We recently learned that Elon Musk donated $5.7 billion worth of Tesla shares at the end of 2021. It is considered the second largest charitable gift in history. However, much of the media coverage of Musk’s generosity has been skeptical and accusatory. Instead of talking about his generosity, we hear nothing but concern about where the gift went, why it should be disclosed, and why Musk is “tampering” by donating to his donor-advising fund (DAF). How can use. It’s unfortunate that we become so upset that we don’t recognize the magnitude of Musk’s gift and instead focus on all of its flaws.
Musk is a notorious provocateur who has become a master of both traditional media and social media. Nevertheless, he has taken great pains to keep his enormous gift in tatters, and perhaps this is what is prompting the speculation. Cynics will tell you that he put Tesla shares in his DAF so that he can get a huge tax deduction without actually giving the money to the charity. Not true, but I can see where the cynicism stems from.
Back in 2015, Facebook founder, Mark Zuckerberg and his wife Priscilla Chan announced to donate 99% of their wealth to charity.
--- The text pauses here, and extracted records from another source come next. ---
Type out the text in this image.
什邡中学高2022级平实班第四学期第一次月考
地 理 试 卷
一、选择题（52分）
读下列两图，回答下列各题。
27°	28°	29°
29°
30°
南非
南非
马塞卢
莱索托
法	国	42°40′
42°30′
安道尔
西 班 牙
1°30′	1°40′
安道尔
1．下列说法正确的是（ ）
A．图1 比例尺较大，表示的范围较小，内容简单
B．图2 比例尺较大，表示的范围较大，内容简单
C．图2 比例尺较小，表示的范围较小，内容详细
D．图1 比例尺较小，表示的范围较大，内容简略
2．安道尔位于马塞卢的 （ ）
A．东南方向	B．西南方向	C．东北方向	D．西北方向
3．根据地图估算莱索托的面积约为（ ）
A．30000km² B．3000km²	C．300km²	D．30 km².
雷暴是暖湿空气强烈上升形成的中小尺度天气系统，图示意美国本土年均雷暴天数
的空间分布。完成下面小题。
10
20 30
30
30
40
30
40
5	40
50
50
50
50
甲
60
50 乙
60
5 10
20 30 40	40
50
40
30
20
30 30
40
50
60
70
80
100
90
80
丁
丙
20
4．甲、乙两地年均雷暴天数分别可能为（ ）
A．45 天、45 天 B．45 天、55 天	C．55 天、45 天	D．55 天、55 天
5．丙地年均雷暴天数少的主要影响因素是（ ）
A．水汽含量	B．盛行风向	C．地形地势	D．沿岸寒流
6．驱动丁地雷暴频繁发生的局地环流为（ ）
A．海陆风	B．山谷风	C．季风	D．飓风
They introduced the Chan-Zuckerberg Initiative (CZI) to great fanfare and most people, including members of the press, ignored the fact that the couple didn’t actually give anything away. In fact, Chan-Zuckerberg placed Facebook shares in a limited liability company (LLC) and some still use LLCs today to make grants. But technically, they haven’t made a perfect gift yet.
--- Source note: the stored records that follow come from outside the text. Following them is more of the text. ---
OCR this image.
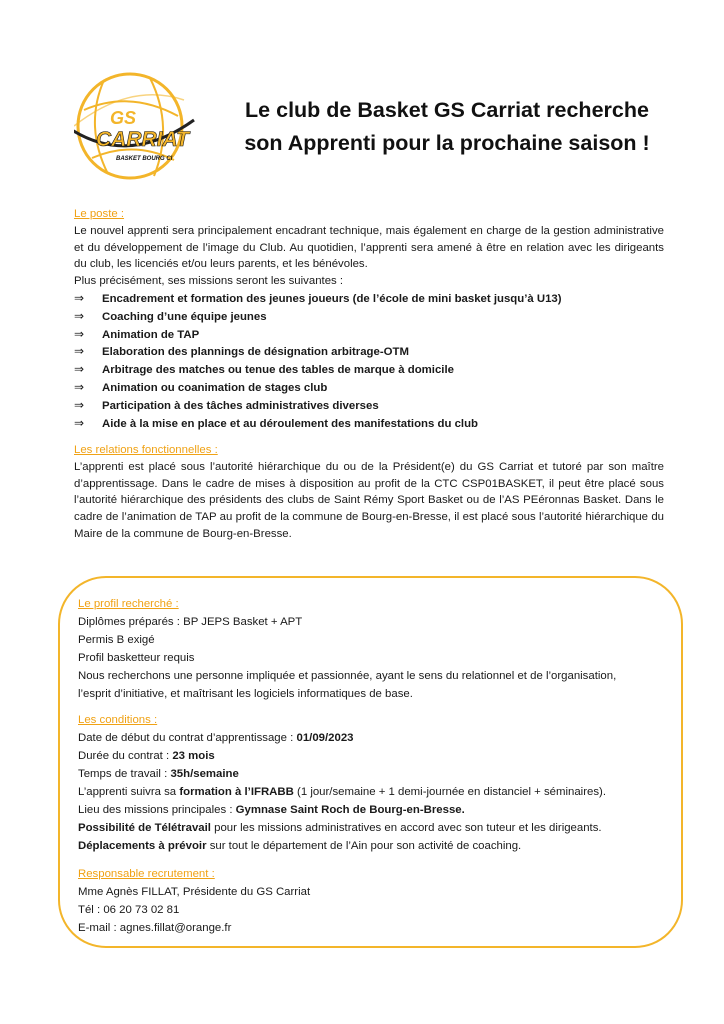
GS
CARRIAT
BASKET BOURG CI
Le club de Basket GS Carriat recherche
son Apprenti pour la prochaine saison !
Le poste :

Le nouvel apprenti sera principalement encadrant technique, mais également en charge de la gestion administrative et du développement de l’image du Club. Au quotidien, l’apprenti sera amené à être en relation avec les dirigeants du club, les licenciés et/ou leurs parents, et les bénévoles.

Plus précisément, ses missions seront les suivantes :

⇒	Encadrement et formation des jeunes joueurs (de l’école de mini basket jusqu’à U13)
⇒	Coaching d’une équipe jeunes
⇒	Animation de TAP
⇒	Elaboration des plannings de désignation arbitrage-OTM
⇒	Arbitrage des matches ou tenue des tables de marque à domicile
⇒	Animation ou coanimation de stages club
⇒	Participation à des tâches administratives diverses
⇒	Aide à la mise en place et au déroulement des manifestations du club
Les relations fonctionnelles :

L’apprenti est placé sous l’autorité hiérarchique du ou de la Président(e) du GS Carriat et tutoré par son maître d’apprentissage. Dans le cadre de mises à disposition au profit de la CTC CSP01BASKET, il peut être placé sous l’autorité hiérarchique des présidents des clubs de Saint Rémy Sport Basket ou de l’AS PEéronnas Basket. Dans le cadre de l’animation de TAP au profit de la commune de Bourg-en-Bresse, il est placé sous l’autorité hiérarchique du Maire de la commune de Bourg-en-Bresse.

Le profil recherché :

Diplômes préparés : BP JEPS Basket + APT

Permis B exigé

Profil basketteur requis

Nous recherchons une personne impliquée et passionnée, ayant le sens du relationnel et de l’organisation,

l’esprit d’initiative, et maîtrisant les logiciels informatiques de base.

Les conditions :

Date de début du contrat d’apprentissage : 01/09/2023

Durée du contrat : 23 mois

Temps de travail : 35h/semaine

L’apprenti suivra sa formation à l’IFRABB (1 jour/semaine + 1 demi-journée en distanciel + séminaires).

Lieu des missions principales : Gymnase Saint Roch de Bourg-en-Bresse.

Possibilité de Télétravail pour les missions administratives en accord avec son tuteur et les dirigeants.

Déplacements à prévoir sur tout le département de l’Ain pour son activité de coaching.

Responsable recrutement :

Mme Agnès FILLAT, Présidente du GS Carriat

Tél : 06 20 73 02 81

E-mail : agnes.fillat@orange.fr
DAFs are very different. If Musk’s Tesla shares are sitting in the DAF, and I believe they are, then the money has really been given. DAFs represent an absolute gift to charity. Period.
Benefits of DAF
The fact that Musk’s Tesla shares have yet to be distributed to end-user charities is a different matter. If you think about it their approach makes sense. No conscientious donor could efficiently disburse $5.7 billion in a short amount of time. Giving so much money to a single charity would break the infrastructure of even the most well-run charity in the world. It would be foolish to think otherwise. Also, DAFs allow anonymity if desired, so we may never know how the money is distributed. Clearly, anonymity makes it easier for the charity (or charity) to do its job without outside interference.
Part of the charm of the DAF structure is that it allows people to make sizable gifts and then distribute the money at a comfortable level, with enough time to do research, consider alternatives, review missions. and apply to the financial statements of potential recipients or any other evaluation criteria they desire. Jeff Bezos’ ex-wife Mackenzie Scott used to announce how her philanthropy was allocated. The first $2.7 billion he gave was widely publicized. Then, when she did, she changed her methodology and didn’t identify the recipients or amounts. I think there are two reasons for this:
- Scott focused so much on her own giving that she was overwhelmed by grant requests and offers from thousands of charitable organizations.
- The charities that received Scott’s funding were probably swamped with new requests for services. Organizations are often unable to obtain large, sudden investments of assets. They have neither the infrastructure, nor the internal mechanisms, nor controls to deal with the growth that so much affects their balance sheets.
One problem with making large, rapid disbursements to the nonprofit sector is that there is a strong possibility that the effort will fail. Remember when CZI dedicated $200 million to the Newark, NJ public school system around 2010? CZI’s well-intentioned gift is now considered a massive failure of philanthropy because the Newark school system was not equipped to handle that much money in such a short period of time.
Shouldn’t Musk be allowed to take the time needed to figure out how to deploy a gift 25 times the size given by CZI to Newark public schools?
lack of disclosure
Additional criticism is the lack of disclosure of where the money has gone or is going. Musk is usually very public about his gifts, and he has tweeted openly about his recent donation of Starlink satellite service to war-torn Ukraine, volcano-ravaged Tonga and other internet-deprived regions of the world.
But so far, Musk has remained silent about who will receive the roughly $6 billion shares of Tesla sitting in his DAF. Maybe he hasn’t decided yet. For any given of Musk’s net worth, $5.7 billion is a good chunk of change. Why does he need to be told that he cares? Some argue that the gift would be in the public interest because it is so large and could “influence public policy.” Doesn’t he already do this?
In Judaism, the highest form of giving is an anonymous gift. Musk describes himself as an atheist or agnostic, but I believe he also wants to quietly give in for a while and see what happens.
a private matter
In the world’s most charitable country, where many of the biggest charities give lavish gifts, it seems we can critique massive philanthropy when so many are in need. If I had that kind of money to give, I wouldn’t tell anyone where it’s going. If you have clients who are considering giving substantial gifts to the causes and organizations most important to them, don’t let the fear of public scrutiny distract them. DAFs are one of several smart technologies they can use to maintain their privacy so that they can maximize the amount of good their assets can offer.
Randy A Fox, CFP, AEP Is Tea founder of Two Hawks Consulting LLC, He is a nationally known wealth strategist, philanthropic wealth planner, educator and speaker.